The City Council voted in favor in 2021, but the City Plan Commission denied the motion for a recommendation. Port KC said the developers will talk more about the development strategies at this week’s meeting.
Resident and Owner of Hyper KC in the River Market David Lindahl shared his testimony. He said, “We the people own City Market, we own that parking lot. I hope all of the original RFP (request for proposal) terms regarding parking for City Market as well as parking for the people who will be moving into the neighborhood in City Harvest, all of those terms for parking in that original rfp need to be met and not altered in any way.”

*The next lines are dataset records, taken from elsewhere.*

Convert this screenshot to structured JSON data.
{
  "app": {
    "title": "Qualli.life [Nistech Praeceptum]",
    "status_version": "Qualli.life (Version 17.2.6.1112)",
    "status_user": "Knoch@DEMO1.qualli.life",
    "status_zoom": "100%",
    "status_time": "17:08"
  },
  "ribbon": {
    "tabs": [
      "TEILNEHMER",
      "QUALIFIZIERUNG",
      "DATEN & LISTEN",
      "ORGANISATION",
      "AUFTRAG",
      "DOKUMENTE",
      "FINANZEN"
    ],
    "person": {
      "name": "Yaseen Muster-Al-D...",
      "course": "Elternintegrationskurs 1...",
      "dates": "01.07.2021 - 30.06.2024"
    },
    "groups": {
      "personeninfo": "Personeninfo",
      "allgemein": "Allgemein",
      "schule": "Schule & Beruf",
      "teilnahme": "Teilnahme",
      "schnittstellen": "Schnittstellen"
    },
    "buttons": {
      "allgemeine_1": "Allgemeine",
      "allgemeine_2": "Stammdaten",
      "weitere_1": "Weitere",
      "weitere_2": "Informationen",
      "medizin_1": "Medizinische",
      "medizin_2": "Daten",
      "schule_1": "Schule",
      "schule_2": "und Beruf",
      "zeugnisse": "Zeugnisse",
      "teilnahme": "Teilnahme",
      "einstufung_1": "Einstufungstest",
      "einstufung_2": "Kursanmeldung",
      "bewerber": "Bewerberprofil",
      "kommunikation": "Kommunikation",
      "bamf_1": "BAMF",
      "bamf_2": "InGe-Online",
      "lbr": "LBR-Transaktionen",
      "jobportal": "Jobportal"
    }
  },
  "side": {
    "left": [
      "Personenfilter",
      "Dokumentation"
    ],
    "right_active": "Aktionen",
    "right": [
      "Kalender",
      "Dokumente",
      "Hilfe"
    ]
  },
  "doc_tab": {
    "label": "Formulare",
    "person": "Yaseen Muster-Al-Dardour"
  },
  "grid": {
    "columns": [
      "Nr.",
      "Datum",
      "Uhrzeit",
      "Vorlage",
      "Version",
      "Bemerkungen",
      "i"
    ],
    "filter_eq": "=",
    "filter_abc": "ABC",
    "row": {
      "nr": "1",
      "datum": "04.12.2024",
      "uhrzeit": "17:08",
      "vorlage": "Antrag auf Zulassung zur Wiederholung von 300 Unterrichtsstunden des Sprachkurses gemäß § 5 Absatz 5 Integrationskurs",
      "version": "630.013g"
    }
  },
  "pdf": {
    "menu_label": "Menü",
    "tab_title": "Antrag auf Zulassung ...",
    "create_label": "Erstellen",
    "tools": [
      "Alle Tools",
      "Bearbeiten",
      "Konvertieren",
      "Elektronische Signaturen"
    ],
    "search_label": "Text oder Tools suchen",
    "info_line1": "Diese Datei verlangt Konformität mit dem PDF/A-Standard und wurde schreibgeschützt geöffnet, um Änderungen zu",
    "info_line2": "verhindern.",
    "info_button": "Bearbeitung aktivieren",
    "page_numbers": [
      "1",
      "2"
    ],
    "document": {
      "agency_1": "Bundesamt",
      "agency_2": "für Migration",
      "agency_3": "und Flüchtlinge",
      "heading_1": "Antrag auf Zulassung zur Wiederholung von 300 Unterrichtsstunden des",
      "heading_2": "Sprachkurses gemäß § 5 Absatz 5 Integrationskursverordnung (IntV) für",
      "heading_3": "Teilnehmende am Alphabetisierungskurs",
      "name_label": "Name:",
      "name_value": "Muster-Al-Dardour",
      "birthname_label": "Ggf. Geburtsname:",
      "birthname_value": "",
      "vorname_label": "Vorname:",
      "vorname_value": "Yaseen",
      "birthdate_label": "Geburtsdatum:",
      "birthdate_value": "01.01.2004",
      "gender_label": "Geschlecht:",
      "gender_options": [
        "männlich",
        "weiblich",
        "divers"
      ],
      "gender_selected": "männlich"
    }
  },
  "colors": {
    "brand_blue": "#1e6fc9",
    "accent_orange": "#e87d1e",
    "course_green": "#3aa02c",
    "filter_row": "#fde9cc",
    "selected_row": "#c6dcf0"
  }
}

This project will feature the 13-story building with 307 parking spaces including street and public parking, as of right now.
The city’s public works team put together an analysis and shows around 3,000 total parking spaces in the River Market with around 1,300 being public available off-street spaces. Business owners want to make sure all of those – even more if they could – are accessible for all.
Tony Miller with Troppito Miller Griffin, LLC said, “To take away all of these surface parking lots that are not just being in this project, but we know that are dominos that will fall, I don’t know what we’re going to do. People can’t get down here, people can’t do business and although it’d be nice to live in a utopia where nobody has to have a car, that’s not where we’re at right now.”
The spokesperson with Flaherty and Collins said they’ve held 11 stakeholder meetings including 5 public meetings with neighborhood groups to try and meet in the middle. A solution to this is the streetcar access just south of the bridge on Main Street and 7th where payable parking lots are.